Bernd Maisenbacher (links) von der Bürgerinitiative Funkmast Bie­selsberg übergab Unterschriften an Ortsvorsteher Michael Nothacker und Bürgermeister Matthias Leyn (rechts). Foto: Krokauer

In Schömbergs Teilort Bieselsberg soll ein Funkmast gebaut werden. Doch dagegen regt sich Widerstand: "Keiner im Ort wusste Bescheid", ärgern sich die Gegner, die eine Initiative gestartet und bereits 500 Unterschriften gesammelt haben. Das Ziel: "Stoppt die Errichtung eines Funkmastes in Bieselsberg."

Schömberg-Bieselsberg - Im Schömberger Ortsteil Bie­selsberg hat sich eine Bürgerinitiative (BI) namens Funkmast Bie­selsberg gebildet. Sie wendet sich gegen die Errichtung eines Funkmastes in Bie­selsberg. Aus diesem Anlass übergab Bernd Maisenbacher von der BI am Montagabend Ortsvorsteher Michael Nothacker rund 500 Unterschriften. Bieselsberg hat etwa 800 Wahlberechtigte. Der Ortschaftsrat sprach sich in seiner Sitzung am Montagabend vor vielen Zuhörern im Vereinsheim Waldeslust einstimmig gegen den Funkmast aus und gab eine entsprechende Empfehlung an den Gemeinderat. Dieser befasst sich am Dienstag ab 18 Uhr im Kurhaus mit dem Thema.

In der von Maisenbacher im Ortschaftsrat verlesenen Erklärung heißt es, dass die Bevölkerung am 18. Juni im Amtsblatt zu einer öffentlichen Ortschaftsratssitzung eingeladen worden sei. Unter dem Tagesordnungspunkt zwei sei das Bauvorhaben "Errichtung eines Funkmastes" aufgelistet gewesen. "Keiner im Ort wusste Bescheid", heißt es in der Erklärung. "Erst auf Nachfrage erfuhren wir, wo dieser Funkmast gebaut werden soll, weitere technische Fragen konnten allerdings nicht beantwortet werden", beklagt die BI. "Doch genau diese fehlenden Informationen hat uns Bie­selsberger veranlasst, eine Initiative zu starten und Unterschriften mit dem Ziel zu sammeln: "Stoppt die Errichtung eines Funkmastes in Bieselsberg." Die BI fordert die Gemeindeverwaltung dazu auf, den Bieselsbergern ein Mobilfunk-Vorsorgekonzept vorzulegen beziehungsweise zu erstellen, aus dem die Strahlenbelastung vorher und nachher ersichtlich ist. Außerdem verlangt die BI, dass ein unabhängiges Institut diese Simulation der Strahlenbelastung erstellt. Dabei sollen die neuesten, die Strahlung minimierenden Techniken und Versorgungskonzepte angewendet werden.

Entscheidung liegt beim Landratsamt

"Kommen Sie Ihrer Verpflichtung für Bieselsberg nach, stoppen Sie dieses Bauvorhaben und fordern Sie für Bieselsberg ein schlüssiges Mobilfunk-Vorsorgekonzept mit Antworten auf unsere Fragen", heißt es in der Stellungnahme der BI. "Wir sind nicht grundsätzlich gegen Alles, wir sind offen für ein konstruktives Miteinander, das uns alle weiterbringt", heißt es abschließend in der Mitteilung.
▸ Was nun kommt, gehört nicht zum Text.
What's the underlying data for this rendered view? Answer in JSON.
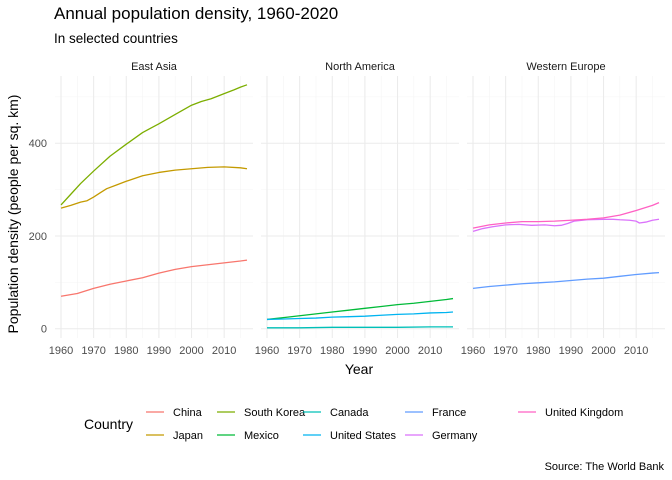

"Wir nehmen die Bedenken der Bürger natürlich sehr ernst", schrieb Bürgermeister Matthias Leyn dazu in einer Stellungnahme. In dem vorliegenden Fall habe ein Dritter, und damit nicht die Gemeinde, einen Bauantrag für die Errichtung eines Funkmastes eingereicht. "Dieser Bauantrag wird letztendlich vom Landratsamt Calw entschieden", machte er per E-Mail deutlich. "Die Gemeinde hat lediglich über das sogenannte gemeindliche Einvernehmen zum Vorhaben zu befinden", so Leyn. Die Bedenken der Bieselsberger würden in die Entscheidung seitens der Mitglieder des Gemeinderates einbezogen, versicherte Leyn. Nach seinen Worten steht die Tagesordnung des Gemeinderates aber fest. Ob die Gemeinde ein Mobilfunkvorsorgekonzept erstelle, sei Sache des Gemeinderates. Dieses Gremium müsse einen solchen Auftrag erteilen, so Leyn. Das gelte auch für die Simulation der Strahlenbelastung durch ein unabhängiges Institut, um dadurch die Strahlung minimierenden Versorgungskonzepte anzuwenden. "Auch hier liegt kein Auftrag des Gemeinderates vor", so Leyn.